But it seems to me that if we are truly committed to living a missional life, then we must enroll our kids in the public school. That is, we are committed to living lives fully invested in what I might call the "Jesus Ethic" or the "Kingdom of God Ethic," and also fully invested in the society — in fact, you might say that we live according to the Kingdom of God for the sake of society.
He goes on to cite a number of secular sources - not Christian sources and not Scripture - and then to state:
So I can’t think, “I’ll just pull my kids out of the public schools — what difference will one less follower of Jesus make in a school full of hundreds of kids?” I don’t, as a Christian, have the option to “opt out” of the societal contract. Instead, I live under a mandate to be the most involved, missional societal participant that I can be.
I can't argue that as an evangelical Christian, I am "committed to living lives fully invested in what I might call the "Jesus Ethic" . . . and also fully invested in the society." I also can't argue that "I live under a mandate to be the most involved, missional societal participant that I can be."
But I can argue that that commitment and that mandate don't require me to throw my little child, essentially unarmed, into our culture's primary recruitment tool, and one of the hotbeds of spiritual warfare in our world. The people I have the strongest influence on, and the highest responsibility to disciple, are my own children. If I "win the world," and lose my children, the price was too high. That's a sacrifice far too many godly people have made, and I believe it is quite frankly unbiblical. How many well-known biblical characters followed the Lord themselves, but lost some or all of their children in the process? I can think of a good number: Isaac, Aaron, Eli, Samuel, David, Solomon, Hezekiah.
In response to Tony's post, I made this comment:
Just one question here: WHO is called to be missional?
Honestly, I don’t find that Jesus called five-and six-year-olds to world missions. Missions is for spiritually mature adults, who have learned to follow Jesus and are ready to teach others. Jesus didn’t even expect His own disciples to be missional until they’d been trained by spending many, many hours in His presence.
I MIGHT consider letting my 16- or 17-year-old go to high school if they feel called to missions there. But is it really right to send our little children into an environment that is hostile to their faith for 30 hours a week (not including homework or bus rides or time with the friends they made there)? Or does the job of missions belong to ME as an ADULT? (By the way, I congratulate those Christian adults who have gone into the public school system to be missional as teachers, counselors, and so on - we need many more like you!)

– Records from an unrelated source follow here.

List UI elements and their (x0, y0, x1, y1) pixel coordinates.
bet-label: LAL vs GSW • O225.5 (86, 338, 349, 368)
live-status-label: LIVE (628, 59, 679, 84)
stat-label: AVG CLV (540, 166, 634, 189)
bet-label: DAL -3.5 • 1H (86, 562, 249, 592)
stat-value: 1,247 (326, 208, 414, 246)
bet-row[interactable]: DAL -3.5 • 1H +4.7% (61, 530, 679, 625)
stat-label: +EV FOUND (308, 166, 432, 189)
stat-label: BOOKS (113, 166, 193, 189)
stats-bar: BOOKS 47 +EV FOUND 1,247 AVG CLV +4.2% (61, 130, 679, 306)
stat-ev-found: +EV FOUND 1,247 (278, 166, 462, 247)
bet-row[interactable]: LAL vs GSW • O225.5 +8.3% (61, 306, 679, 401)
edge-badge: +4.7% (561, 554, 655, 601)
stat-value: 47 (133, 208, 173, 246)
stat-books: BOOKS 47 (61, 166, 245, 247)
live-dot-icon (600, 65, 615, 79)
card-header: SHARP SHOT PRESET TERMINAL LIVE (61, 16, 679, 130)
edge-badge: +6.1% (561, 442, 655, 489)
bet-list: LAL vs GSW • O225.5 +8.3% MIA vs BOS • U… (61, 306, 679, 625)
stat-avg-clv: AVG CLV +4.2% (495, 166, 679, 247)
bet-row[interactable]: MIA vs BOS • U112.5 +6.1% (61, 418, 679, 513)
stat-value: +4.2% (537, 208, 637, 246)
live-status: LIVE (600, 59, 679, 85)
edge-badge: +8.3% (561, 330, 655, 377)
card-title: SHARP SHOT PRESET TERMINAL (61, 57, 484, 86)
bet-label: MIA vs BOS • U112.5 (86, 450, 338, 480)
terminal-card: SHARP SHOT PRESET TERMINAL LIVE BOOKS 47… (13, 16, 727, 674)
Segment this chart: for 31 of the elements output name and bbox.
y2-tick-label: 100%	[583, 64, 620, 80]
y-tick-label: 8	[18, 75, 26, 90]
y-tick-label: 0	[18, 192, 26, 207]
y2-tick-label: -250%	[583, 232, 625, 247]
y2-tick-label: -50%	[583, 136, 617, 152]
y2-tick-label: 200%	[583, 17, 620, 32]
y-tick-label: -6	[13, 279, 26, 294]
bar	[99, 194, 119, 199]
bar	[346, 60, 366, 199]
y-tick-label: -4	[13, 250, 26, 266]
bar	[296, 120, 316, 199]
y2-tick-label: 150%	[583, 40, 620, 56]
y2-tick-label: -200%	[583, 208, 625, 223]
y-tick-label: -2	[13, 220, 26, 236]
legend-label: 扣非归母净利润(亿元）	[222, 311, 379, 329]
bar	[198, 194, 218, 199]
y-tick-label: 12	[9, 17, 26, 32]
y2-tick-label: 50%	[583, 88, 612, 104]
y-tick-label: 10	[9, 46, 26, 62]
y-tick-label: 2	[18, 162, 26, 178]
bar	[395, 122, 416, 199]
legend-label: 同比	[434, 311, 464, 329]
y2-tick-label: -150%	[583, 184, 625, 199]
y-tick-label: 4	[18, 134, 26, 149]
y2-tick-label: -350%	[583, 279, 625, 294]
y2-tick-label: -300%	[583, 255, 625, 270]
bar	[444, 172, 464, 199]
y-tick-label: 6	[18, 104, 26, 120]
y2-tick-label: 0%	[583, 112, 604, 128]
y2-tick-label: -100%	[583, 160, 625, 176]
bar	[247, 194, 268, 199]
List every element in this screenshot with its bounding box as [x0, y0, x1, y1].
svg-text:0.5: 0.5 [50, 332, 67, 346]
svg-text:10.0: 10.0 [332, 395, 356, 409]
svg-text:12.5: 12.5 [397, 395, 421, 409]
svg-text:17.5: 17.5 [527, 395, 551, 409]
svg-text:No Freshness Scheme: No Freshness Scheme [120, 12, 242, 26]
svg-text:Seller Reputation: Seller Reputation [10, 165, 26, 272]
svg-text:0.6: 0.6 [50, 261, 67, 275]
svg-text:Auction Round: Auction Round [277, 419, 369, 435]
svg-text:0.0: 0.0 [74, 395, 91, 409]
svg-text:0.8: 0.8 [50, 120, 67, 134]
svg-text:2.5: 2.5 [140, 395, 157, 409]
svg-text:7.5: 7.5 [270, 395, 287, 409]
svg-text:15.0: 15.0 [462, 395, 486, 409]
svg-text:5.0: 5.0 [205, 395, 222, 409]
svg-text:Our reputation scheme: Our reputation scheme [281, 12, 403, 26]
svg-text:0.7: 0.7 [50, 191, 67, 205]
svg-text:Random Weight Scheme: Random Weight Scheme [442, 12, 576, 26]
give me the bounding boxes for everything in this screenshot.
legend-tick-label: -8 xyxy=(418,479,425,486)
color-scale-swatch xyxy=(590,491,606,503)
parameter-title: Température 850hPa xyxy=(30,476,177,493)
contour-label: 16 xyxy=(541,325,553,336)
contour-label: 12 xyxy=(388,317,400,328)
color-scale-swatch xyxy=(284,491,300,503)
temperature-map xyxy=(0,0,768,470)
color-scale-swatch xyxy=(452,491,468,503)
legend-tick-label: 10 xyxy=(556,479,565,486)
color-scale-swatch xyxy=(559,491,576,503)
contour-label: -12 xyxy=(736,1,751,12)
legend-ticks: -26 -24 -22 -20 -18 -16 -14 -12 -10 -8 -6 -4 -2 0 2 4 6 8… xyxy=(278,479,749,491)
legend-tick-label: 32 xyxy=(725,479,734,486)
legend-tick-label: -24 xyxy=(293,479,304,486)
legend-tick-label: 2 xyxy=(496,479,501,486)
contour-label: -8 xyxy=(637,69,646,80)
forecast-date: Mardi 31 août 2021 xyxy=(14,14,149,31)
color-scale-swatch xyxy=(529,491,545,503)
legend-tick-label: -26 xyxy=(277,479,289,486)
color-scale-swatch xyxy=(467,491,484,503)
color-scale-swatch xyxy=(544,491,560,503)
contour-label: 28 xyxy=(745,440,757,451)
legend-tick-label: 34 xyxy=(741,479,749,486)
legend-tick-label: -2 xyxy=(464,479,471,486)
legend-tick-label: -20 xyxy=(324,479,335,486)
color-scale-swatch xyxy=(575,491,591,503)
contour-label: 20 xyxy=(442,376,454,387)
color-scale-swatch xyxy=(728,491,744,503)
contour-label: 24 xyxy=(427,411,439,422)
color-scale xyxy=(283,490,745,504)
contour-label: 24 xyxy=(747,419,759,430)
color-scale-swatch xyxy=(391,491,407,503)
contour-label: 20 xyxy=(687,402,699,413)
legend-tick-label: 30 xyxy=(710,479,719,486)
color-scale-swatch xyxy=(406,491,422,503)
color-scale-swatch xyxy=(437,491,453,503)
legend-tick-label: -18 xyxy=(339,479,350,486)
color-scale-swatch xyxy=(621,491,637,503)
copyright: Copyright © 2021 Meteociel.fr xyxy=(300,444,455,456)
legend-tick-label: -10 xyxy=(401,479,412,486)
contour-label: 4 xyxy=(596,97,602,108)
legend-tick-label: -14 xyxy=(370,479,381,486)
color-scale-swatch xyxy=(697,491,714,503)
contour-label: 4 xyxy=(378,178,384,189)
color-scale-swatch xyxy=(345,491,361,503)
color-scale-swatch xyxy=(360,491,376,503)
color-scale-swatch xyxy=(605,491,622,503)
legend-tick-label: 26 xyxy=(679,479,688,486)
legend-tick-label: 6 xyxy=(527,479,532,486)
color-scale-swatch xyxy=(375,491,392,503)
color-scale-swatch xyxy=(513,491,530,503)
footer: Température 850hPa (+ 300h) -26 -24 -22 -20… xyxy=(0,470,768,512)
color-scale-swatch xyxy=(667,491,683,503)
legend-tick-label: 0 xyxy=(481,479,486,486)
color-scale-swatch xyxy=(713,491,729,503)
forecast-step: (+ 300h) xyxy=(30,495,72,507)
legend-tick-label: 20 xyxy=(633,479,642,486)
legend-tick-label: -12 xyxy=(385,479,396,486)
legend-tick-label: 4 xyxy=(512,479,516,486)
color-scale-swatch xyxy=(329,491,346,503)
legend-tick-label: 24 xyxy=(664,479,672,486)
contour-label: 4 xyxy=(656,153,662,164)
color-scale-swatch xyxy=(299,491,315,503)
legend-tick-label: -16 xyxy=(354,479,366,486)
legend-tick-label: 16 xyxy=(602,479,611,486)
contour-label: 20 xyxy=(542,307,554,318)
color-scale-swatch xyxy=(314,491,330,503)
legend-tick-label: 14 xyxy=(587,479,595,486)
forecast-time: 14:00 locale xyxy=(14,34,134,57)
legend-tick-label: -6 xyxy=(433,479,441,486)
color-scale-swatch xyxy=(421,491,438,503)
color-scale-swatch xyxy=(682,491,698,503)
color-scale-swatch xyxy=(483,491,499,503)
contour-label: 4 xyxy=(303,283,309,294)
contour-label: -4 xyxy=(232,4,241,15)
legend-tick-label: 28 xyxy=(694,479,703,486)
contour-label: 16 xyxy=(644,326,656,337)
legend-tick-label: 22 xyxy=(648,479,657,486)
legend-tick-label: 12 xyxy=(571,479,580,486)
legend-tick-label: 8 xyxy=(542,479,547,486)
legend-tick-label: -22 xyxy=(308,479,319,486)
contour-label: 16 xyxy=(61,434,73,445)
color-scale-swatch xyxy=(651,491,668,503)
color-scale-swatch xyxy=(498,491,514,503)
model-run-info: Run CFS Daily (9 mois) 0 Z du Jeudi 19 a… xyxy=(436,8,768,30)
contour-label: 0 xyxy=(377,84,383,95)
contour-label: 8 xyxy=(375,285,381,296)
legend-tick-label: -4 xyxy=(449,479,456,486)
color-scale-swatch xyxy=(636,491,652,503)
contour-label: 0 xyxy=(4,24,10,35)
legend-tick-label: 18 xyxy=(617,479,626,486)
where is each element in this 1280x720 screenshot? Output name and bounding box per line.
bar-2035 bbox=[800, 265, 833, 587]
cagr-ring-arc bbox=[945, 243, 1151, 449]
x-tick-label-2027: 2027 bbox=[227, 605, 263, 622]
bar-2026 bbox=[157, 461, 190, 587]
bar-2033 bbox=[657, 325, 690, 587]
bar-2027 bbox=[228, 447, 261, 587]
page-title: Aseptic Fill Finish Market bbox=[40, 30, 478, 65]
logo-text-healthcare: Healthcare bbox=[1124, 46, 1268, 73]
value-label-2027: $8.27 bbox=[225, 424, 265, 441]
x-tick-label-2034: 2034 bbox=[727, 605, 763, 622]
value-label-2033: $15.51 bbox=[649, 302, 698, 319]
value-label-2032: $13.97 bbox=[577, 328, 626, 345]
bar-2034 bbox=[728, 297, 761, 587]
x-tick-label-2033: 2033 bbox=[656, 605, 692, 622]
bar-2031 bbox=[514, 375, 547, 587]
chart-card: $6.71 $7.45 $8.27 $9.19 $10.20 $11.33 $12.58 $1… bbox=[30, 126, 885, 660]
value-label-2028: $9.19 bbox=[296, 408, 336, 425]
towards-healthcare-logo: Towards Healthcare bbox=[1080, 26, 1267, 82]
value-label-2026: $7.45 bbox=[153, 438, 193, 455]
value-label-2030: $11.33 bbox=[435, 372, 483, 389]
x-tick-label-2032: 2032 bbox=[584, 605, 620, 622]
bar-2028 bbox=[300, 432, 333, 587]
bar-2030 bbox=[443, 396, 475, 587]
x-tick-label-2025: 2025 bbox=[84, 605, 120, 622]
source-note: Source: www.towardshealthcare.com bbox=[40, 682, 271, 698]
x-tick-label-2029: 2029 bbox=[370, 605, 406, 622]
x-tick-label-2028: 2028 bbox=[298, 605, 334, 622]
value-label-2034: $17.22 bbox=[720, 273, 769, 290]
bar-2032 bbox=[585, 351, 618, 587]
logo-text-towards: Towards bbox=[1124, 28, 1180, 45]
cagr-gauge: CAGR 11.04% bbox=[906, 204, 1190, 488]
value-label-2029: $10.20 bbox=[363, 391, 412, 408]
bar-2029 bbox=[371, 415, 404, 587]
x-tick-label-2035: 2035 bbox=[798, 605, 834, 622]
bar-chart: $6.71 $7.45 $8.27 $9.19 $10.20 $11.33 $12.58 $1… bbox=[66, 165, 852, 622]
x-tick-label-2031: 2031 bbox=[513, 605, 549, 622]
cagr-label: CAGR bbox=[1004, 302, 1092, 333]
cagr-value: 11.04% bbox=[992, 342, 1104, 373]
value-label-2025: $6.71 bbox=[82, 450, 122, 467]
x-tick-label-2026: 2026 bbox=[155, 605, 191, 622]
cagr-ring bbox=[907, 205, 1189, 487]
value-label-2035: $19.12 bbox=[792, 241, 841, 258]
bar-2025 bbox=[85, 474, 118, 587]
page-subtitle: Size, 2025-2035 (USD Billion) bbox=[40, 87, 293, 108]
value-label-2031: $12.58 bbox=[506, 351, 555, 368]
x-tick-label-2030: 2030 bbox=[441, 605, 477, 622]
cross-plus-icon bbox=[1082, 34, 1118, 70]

I find it all too common for Christian parents to use the excuse of being missional with their kids to avoid their own responsibility to seek out the mission field themselves. It seems to me that as an adult, I must find where God wants ME to be missional; and at the same time, I must carefully raise my children, protecting them from harmful spiritual influences, and training them toward spiritual maturity, when it will be their turn to be missional to their own world.
1 comment:
As a Christian, but not an Evangelical... I have to agree with you here, Marcy! I don't believe children were called to mission and if they were, I don't believe Christ would send them out in hostile territory to do so. I think their missions would be smaller, easier and a learning tool in which to build those values.
I also would not sacrifice my child for a job that belongs to a reasoning mind and heart.